Adam Kline, an unabashed liberal firebrand and civil-liberties advocate who has represented South Seattle in the state Senate for 17 years, announced Thursday he will not seek re-election in November.

Kline said in an interview he still loves the Legislature, but at 69, is ready “to move on.”

“I want to spend the next period of my life spending time with my family and traveling,” Kline said. “I climbed Rainier nine times when I was younger. I think maybe I can do a 10th.”

A retired attorney and former lobbyist for the Mothers Against Drunk Driving, Kline was appointed to the Senate in 1997 to replace Dwight Pelz, who had been appointed to the Metropolitan King County Council (Pelz is now chairman of the state Democratic Party).

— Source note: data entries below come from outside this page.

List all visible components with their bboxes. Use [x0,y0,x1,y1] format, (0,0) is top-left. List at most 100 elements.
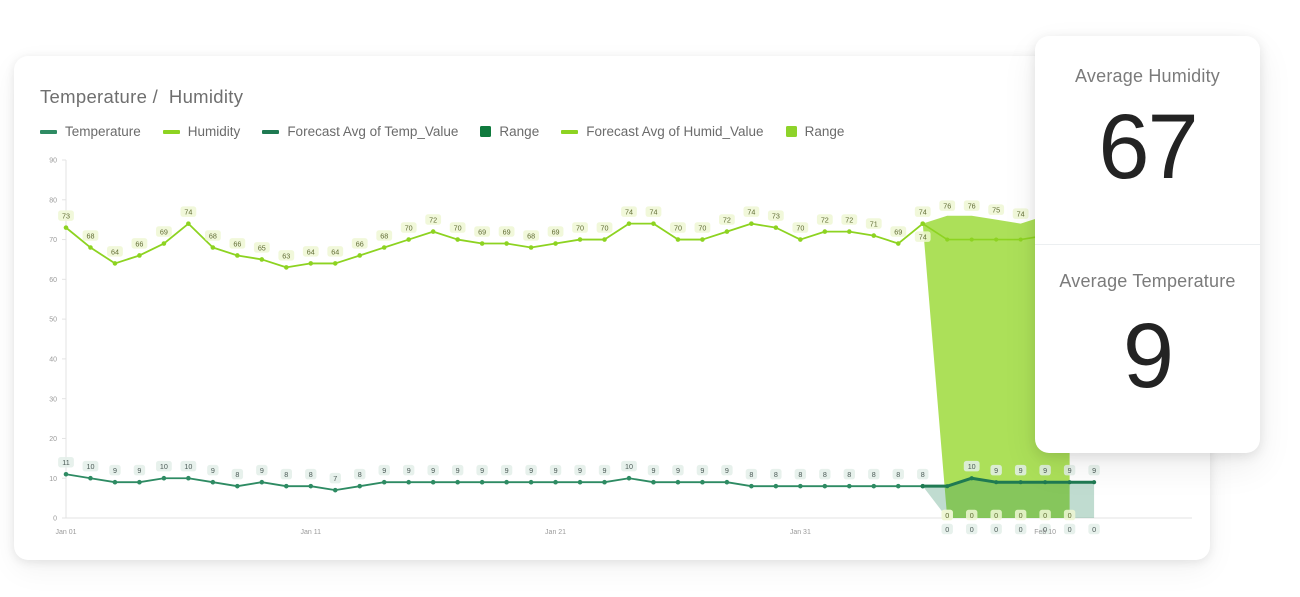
humidity-data-label: 74 [649,208,657,217]
temperature-point [700,480,705,485]
temperature-point [308,484,313,489]
legend-range-temp[interactable]: Range [480,124,539,139]
humidity-forecast-boundary-label: 74 [919,233,927,242]
humidity-forecast-zero-label: 0 [945,511,949,520]
temperature-data-label: 9 [480,466,484,475]
temperature-point [798,484,803,489]
temperature-data-label: 8 [284,470,288,479]
temperature-data-label: 10 [184,462,192,471]
temperature-data-label: 9 [211,466,215,475]
temperature-point [553,480,558,485]
temperature-forecast-point [970,476,974,480]
humidity-forecast-upper-label: 76 [943,202,951,211]
legend-square-icon [786,126,797,137]
legend-label: Range [805,124,845,139]
humidity-forecast-lower-label: 0 [970,511,974,520]
humidity-data-label: 72 [723,216,731,225]
temperature-forecast-zero-label: 0 [945,525,949,534]
humidity-point [529,245,534,250]
humidity-data-label: 74 [184,208,192,217]
temperature-data-label: 8 [847,470,851,479]
temperature-forecast-upper-label: 9 [1043,466,1047,475]
temperature-forecast-upper-label: 9 [1092,466,1096,475]
temperature-forecast-lower-label: 0 [970,525,974,534]
humidity-point [455,237,460,242]
humidity-forecast-lower-label: 0 [994,511,998,520]
humidity-data-label: 70 [405,224,413,233]
chart-card: Temperature / Humidity TemperatureHumidi… [14,56,1210,560]
kpi-average-temperature[interactable]: Average Temperature 9 [1035,244,1260,453]
legend-label: Temperature [65,124,141,139]
temperature-data-label: 9 [382,466,386,475]
humidity-point [504,241,509,246]
humidity-point [700,237,705,242]
humidity-data-label: 70 [698,224,706,233]
humidity-forecast-point [921,222,925,226]
temperature-forecast-upper-label: 10 [968,462,976,471]
humidity-forecast-point [945,237,949,241]
humidity-data-label: 69 [160,228,168,237]
temperature-data-label: 8 [358,470,362,479]
y-axis-tick-label: 70 [49,237,57,244]
temperature-point [651,480,656,485]
kpi-average-humidity[interactable]: Average Humidity 67 [1035,36,1260,244]
legend-temperature[interactable]: Temperature [40,124,141,139]
temperature-point [504,480,509,485]
temperature-data-label: 9 [260,466,264,475]
humidity-data-label: 66 [233,239,241,248]
legend-humidity[interactable]: Humidity [163,124,241,139]
legend-forecast-humid[interactable]: Forecast Avg of Humid_Value [561,124,763,139]
temperature-point [676,480,681,485]
humidity-data-label: 73 [62,212,70,221]
legend-line-icon [163,130,180,134]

Since then, he has cultivated a reputation as a sharp-toothed fighter, sparring at times with everybody from anti-tax professional initiative promoter Tim Eyman to Gov. Gary Locke.

Kline is perhaps most famous for a 2007 confrontation with Eyman in which he said, “Answer the question, Tim. Where is the fat in the budget? You won’t answer the question, and the reason you won’t is that you’re a chicken. You’re a chicken. You are a coward.”

But he said he is most proud of a battle with Locke and then-Attorney General Chris Gregoire shortly after the Sept. 11, 2001, terrorist attacks.

At the time, Kline said, both Locke and Gregoire, and state House leaders, were pushing to create a new crime of “terrorism” that Kline found too broad, and to expand the authority of police to wiretap citizens.

After an intense, hourlong negotiation, Kline said he agreed to support a scaled-back version of the first bill in return for the other side dropping the second.

Then, Kline said, the House passed both of Locke’s bills anyway.

“They thought I was bluffing,” Kline said. “So we killed both of them. That’s what we did. We just killed them. We brought them up and voted them down, because the fact is, both of those bills would have done irreparable harm to the state.”

In recent years, Kline has successfully worked to strengthen drunken-driving laws and shorten prison time for nonviolent criminal offenders. He has also been among the Legislature’s biggest champions for more restrictions on gun ownership, although he acknowledged he has had “zero success” with that.

Asked to describe his style, Kline said “straightforward.”

Then he added, “yes, it’s true, I do not have a facility for keeping my mouth shut.”

Kline’s district, the 37th, is a solidly Democratic area that is currently represented by state Reps. Sharon Tomiko Santos and Eric Pettigrew.